Virtual Marcos jewelry showcase offers lesson on cost of graft
PHILIPPINE authorities are staging an online exhibition of jewelry owned by late dictator Ferdinand Marcos and his family to try to educate a new generation about the corruption of that era.
The postings on Facebook and Twitter by the Presidential Commission on Good Government (PCGG) come as the family tries to extend its political comeback in elections in May. “The PCGG will be posting selected jewelry items to show and remind the present generation of the excesses and extravagance of the Marcoses in their two-decade dictatorship,” the anti-corruption agency said on its website.
“The Virtual Jewelry Exhibit” began in mid-March with regular postings showcasing valuables recovered after the dictator was ousted by a military-backed popular uprising in 1986.

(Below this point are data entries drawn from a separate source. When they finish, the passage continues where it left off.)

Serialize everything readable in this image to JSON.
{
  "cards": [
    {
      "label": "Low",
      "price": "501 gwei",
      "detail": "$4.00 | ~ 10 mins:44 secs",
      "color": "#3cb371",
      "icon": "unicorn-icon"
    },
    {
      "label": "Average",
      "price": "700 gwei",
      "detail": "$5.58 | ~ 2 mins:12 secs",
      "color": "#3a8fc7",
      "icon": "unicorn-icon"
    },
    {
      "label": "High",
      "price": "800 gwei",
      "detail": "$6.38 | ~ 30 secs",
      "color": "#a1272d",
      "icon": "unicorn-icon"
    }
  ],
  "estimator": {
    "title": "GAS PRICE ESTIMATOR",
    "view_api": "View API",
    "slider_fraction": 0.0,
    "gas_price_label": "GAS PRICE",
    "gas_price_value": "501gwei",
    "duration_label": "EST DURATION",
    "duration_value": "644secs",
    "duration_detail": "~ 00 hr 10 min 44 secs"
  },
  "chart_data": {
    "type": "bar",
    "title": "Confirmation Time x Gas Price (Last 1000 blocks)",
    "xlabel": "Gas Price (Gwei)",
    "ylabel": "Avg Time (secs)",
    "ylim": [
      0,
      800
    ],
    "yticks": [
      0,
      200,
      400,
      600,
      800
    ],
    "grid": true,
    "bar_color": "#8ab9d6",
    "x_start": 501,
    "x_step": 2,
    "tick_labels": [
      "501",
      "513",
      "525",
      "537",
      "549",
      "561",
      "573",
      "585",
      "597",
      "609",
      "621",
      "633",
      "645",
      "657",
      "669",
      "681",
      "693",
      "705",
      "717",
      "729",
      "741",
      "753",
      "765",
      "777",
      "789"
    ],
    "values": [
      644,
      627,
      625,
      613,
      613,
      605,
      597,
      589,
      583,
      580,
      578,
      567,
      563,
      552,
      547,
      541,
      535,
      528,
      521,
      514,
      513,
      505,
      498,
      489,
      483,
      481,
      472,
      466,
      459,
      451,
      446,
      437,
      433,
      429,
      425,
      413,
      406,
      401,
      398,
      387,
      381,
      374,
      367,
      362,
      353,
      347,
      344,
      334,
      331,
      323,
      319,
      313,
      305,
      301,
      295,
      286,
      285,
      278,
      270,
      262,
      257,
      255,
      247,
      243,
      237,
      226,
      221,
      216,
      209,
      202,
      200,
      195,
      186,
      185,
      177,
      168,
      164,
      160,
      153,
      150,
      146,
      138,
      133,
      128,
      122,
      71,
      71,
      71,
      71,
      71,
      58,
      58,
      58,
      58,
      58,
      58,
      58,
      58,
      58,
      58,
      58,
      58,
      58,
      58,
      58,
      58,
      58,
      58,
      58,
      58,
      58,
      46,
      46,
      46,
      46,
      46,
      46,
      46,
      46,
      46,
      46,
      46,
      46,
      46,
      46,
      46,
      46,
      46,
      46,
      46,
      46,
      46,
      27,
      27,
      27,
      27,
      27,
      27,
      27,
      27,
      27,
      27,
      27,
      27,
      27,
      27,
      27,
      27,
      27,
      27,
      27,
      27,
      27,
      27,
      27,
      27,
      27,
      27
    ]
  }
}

Aside from pictures of the jewels uploaded regularly, there are postings explaining what they cost the country. A picture of a diamond tiara comes with the caption: “can fund... the treatment of 12,052 cases of tuberculosis.”
The PCGG, which plans eventually to auction off the Marcos jewels, has previously said that international auction houses have appraised their total value at more than a billion pesos (US$21 million).
Marcos and his jet-setting wife Imelda were accused of massively enriching themselves during their years in power while the country sank deeper into poverty.